Let $GL(2,\mathbb {R})$ denote the set of all non-singular $2×2$ matrices with real entries.Show that $$SL(2,\mathbb{R})=\{\begin{bmatrix} a & b \\ c & d \end{bmatrix}\in GL(2,\mathbb {R}),ad-bc=1\}$$ is a normal subgroup of $GL(2,\mathbb {R})$ .
In this problem, it is easy to see that $SL(2,\mathbb{R})$ is a subgroup of $GL(2,\mathbb {R})$ . Now, in order to show that $SL(2,\mathbb{R})$ as a normal subgroup we must show that $\forall A\in GL(2,\mathbb{R})$, $ASA^{-1}\in SL(2,\mathbb{R})$, $\forall S\in SL(2,\mathbb{R})$. Now, if we try to do the calculation of $ASA^{-1}$ , by considering $S=\begin{bmatrix} a & b \\ c & d \end{bmatrix}$ and $A=\begin{bmatrix} p & q \\ r & s \end{bmatrix}$ , it becomes an absurdly long calculation.
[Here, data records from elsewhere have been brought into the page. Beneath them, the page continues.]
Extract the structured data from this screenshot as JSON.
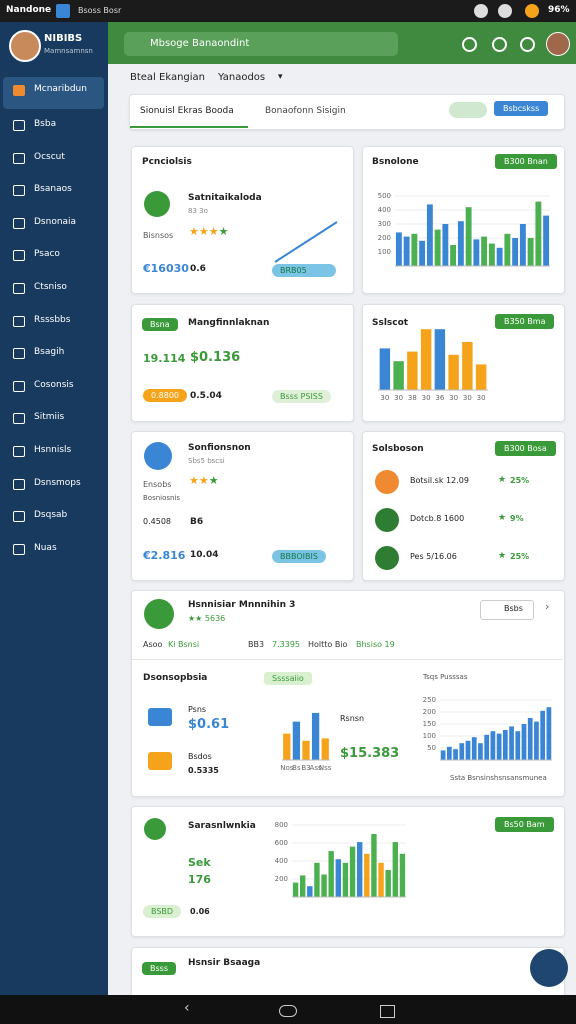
{
  "status_bar": {
    "carrier": "Nandone",
    "app": "Bsoss Bosr",
    "battery": "96%"
  },
  "sidebar": {
    "user_name": "NIBIBS",
    "user_role": "Mamnsamnsn",
    "menu": [
      "Mcnaribdun",
      "Bsba",
      "Ocscut",
      "Bsanaos",
      "Dsnonaia",
      "Psaco",
      "Ctsniso",
      "Rsssbbs",
      "Bsagih",
      "Cosonsis",
      "Sitmiis",
      "Hsnnisls",
      "Dsnsmops",
      "Dsqsab",
      "Nuas"
    ]
  },
  "header": {
    "search": "Mbsoge Banaondint"
  },
  "toolbar": {
    "filter": "Bteal Ekangian",
    "period": "Yanaodos"
  },
  "tabs": {
    "items": [
      "Sionuisl Ekras Booda",
      "Bonaofonn Sisigin"
    ],
    "button": "Bsbcskss"
  },
  "card_1": {
    "title": "Pcnciolsis",
    "name": "Satnitaikaloda",
    "sub": "83 3o",
    "label": "Bisnsos",
    "amount": "€16030",
    "value": "0.6",
    "tag": "BRB05"
  },
  "card_2": {
    "badge": "Bsna",
    "name": "Mangfinnlaknan",
    "amount": "$0.136",
    "value": "19.114",
    "pill": "0.8800",
    "sub_value": "0.5.04",
    "tag": "Bsss PSISS"
  },
  "card_3": {
    "name": "Sonfionsnon",
    "sub": "Sbs5 bscsi",
    "label": "Ensobs",
    "note": "Bosniosnis",
    "value": "0.4508",
    "code": "B6",
    "amount": "€2.816",
    "sub_value": "10.04",
    "tag": "BBBOIBIS"
  },
  "chart_1": {
    "type": "bar",
    "title": "Bsnolone",
    "button": "B300 Bnan",
    "ylim": [
      0,
      500
    ],
    "yticks": [
      100,
      200,
      300,
      400,
      500
    ],
    "values": [
      240,
      210,
      230,
      180,
      440,
      260,
      300,
      150,
      320,
      420,
      190,
      210,
      160,
      130,
      230,
      200,
      300,
      200,
      460,
      360
    ],
    "colors": [
      "#3a86d4",
      "#3a86d4",
      "#4caf50",
      "#3a86d4",
      "#3a86d4",
      "#4caf50",
      "#3a86d4",
      "#4caf50",
      "#3a86d4",
      "#4caf50",
      "#3a86d4",
      "#4caf50",
      "#4caf50",
      "#3a86d4",
      "#4caf50",
      "#3a86d4",
      "#3a86d4",
      "#4caf50",
      "#4caf50",
      "#3a86d4"
    ]
  },
  "chart_2": {
    "type": "bar",
    "title": "Sslscot",
    "button": "B350 Bma",
    "ylim": [
      0,
      100
    ],
    "categories": [
      "30",
      "30",
      "38",
      "30",
      "36",
      "30",
      "30",
      "30"
    ],
    "values": [
      65,
      45,
      60,
      95,
      95,
      55,
      75,
      40
    ],
    "colors": [
      "#3a86d4",
      "#4caf50",
      "#f5a31a",
      "#f5a31a",
      "#3a86d4",
      "#f5a31a",
      "#f5a31a",
      "#f5a31a"
    ]
  },
  "list_card": {
    "title": "Solsboson",
    "button": "B300 Bosa",
    "items": [
      {
        "label": "Botsil.sk 12.09",
        "change": "25%"
      },
      {
        "label": "Dotcb.8 1600",
        "change": "9%"
      },
      {
        "label": "Pes 5/16.06",
        "change": "25%"
      }
    ]
  },
  "summary": {
    "title": "Hsnnisiar Mnnnihin 3",
    "rating": "5636",
    "button": "Bsbs",
    "stats": [
      "Asoo",
      "Ki Bsnsi",
      "BB3",
      "7.3395",
      "Holtto Bio",
      "Bhsiso 19"
    ],
    "section": "Dsonsopbsia",
    "income_label": "Psns",
    "income": "$0.61",
    "expense_label": "Bsdos",
    "expense": "0.5335",
    "pill": "Ssssaiio",
    "total_label": "Rsnsn",
    "total": "$15.383",
    "trend_title": "Tsqs Pusssas",
    "trend_caption": "Ssta Bsnsinshsnsansmunea"
  },
  "chart_3": {
    "type": "bar",
    "ylim": [
      0,
      100
    ],
    "categories": [
      "Nos",
      "Bs",
      "B3",
      "Ass",
      "Nss"
    ],
    "values": [
      55,
      80,
      40,
      98,
      45
    ],
    "colors": [
      "#f5a31a",
      "#3a86d4",
      "#f5a31a",
      "#3a86d4",
      "#f5a31a"
    ]
  },
  "chart_4": {
    "type": "bar",
    "ylim": [
      0,
      250
    ],
    "yticks": [
      50,
      100,
      150,
      200,
      250
    ],
    "values": [
      40,
      55,
      45,
      70,
      80,
      95,
      70,
      105,
      120,
      110,
      125,
      140,
      120,
      150,
      175,
      160,
      205,
      220
    ],
    "colors": [
      "#3a86d4",
      "#3a86d4",
      "#3a86d4",
      "#3a86d4",
      "#3a86d4",
      "#3a86d4",
      "#3a86d4",
      "#3a86d4",
      "#3a86d4",
      "#3a86d4",
      "#3a86d4",
      "#3a86d4",
      "#3a86d4",
      "#3a86d4",
      "#3a86d4",
      "#3a86d4",
      "#3a86d4",
      "#3a86d4"
    ]
  },
  "card_5": {
    "name": "Sarasnlwnkia",
    "code": "Sek",
    "value": "176",
    "tag": "BSBD",
    "sub_value": "0.06",
    "button": "Bs50 Bam"
  },
  "chart_5": {
    "type": "bar",
    "ylim": [
      0,
      800
    ],
    "yticks": [
      200,
      400,
      600,
      800
    ],
    "values": [
      160,
      240,
      120,
      380,
      250,
      510,
      420,
      380,
      560,
      610,
      480,
      700,
      380,
      300,
      610,
      480
    ],
    "colors": [
      "#4caf50",
      "#4caf50",
      "#3a86d4",
      "#4caf50",
      "#4caf50",
      "#4caf50",
      "#3a86d4",
      "#4caf50",
      "#4caf50",
      "#3a86d4",
      "#f5a31a",
      "#4caf50",
      "#f5a31a",
      "#4caf50",
      "#4caf50",
      "#4caf50"
    ]
  },
  "card_6": {
    "badge": "Bsss",
    "name": "Hsnsir Bsaaga"
  }
}
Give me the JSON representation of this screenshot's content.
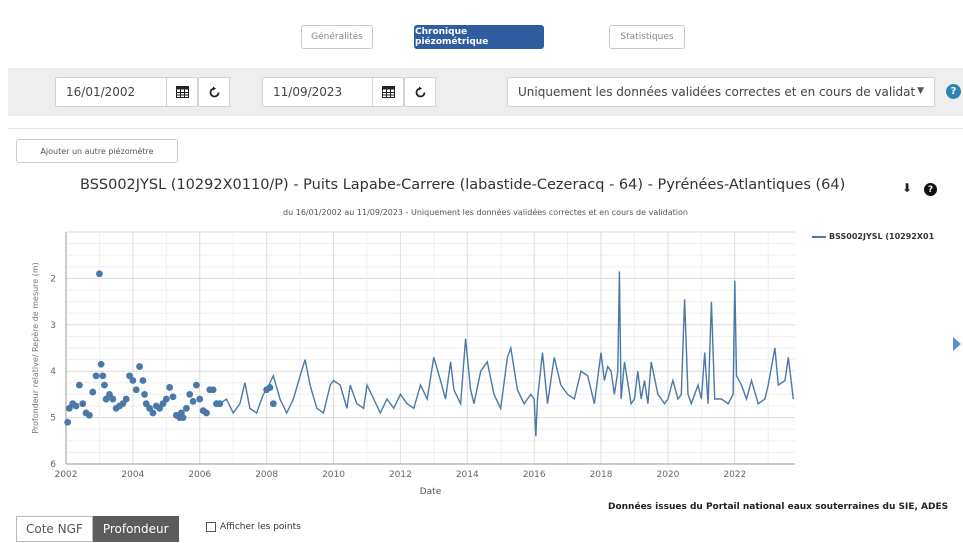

Is there any other way to do this ....I am not quite getting this...There may be a lot of posts concerning the same topic but I can't seem to find it either...
Since we just need $MSM^{-1} \in SL(2,\mathbb{R})$ for $S \in SL(2,\mathbb{R})$. we can use the determinant property: $det(MSM^{-1}) = det(S) = 1$. Hence $MSM^{-1} \in SL(2,\mathbb{R})$.
We are just using the property $det(AB) = det(A) det(B)$.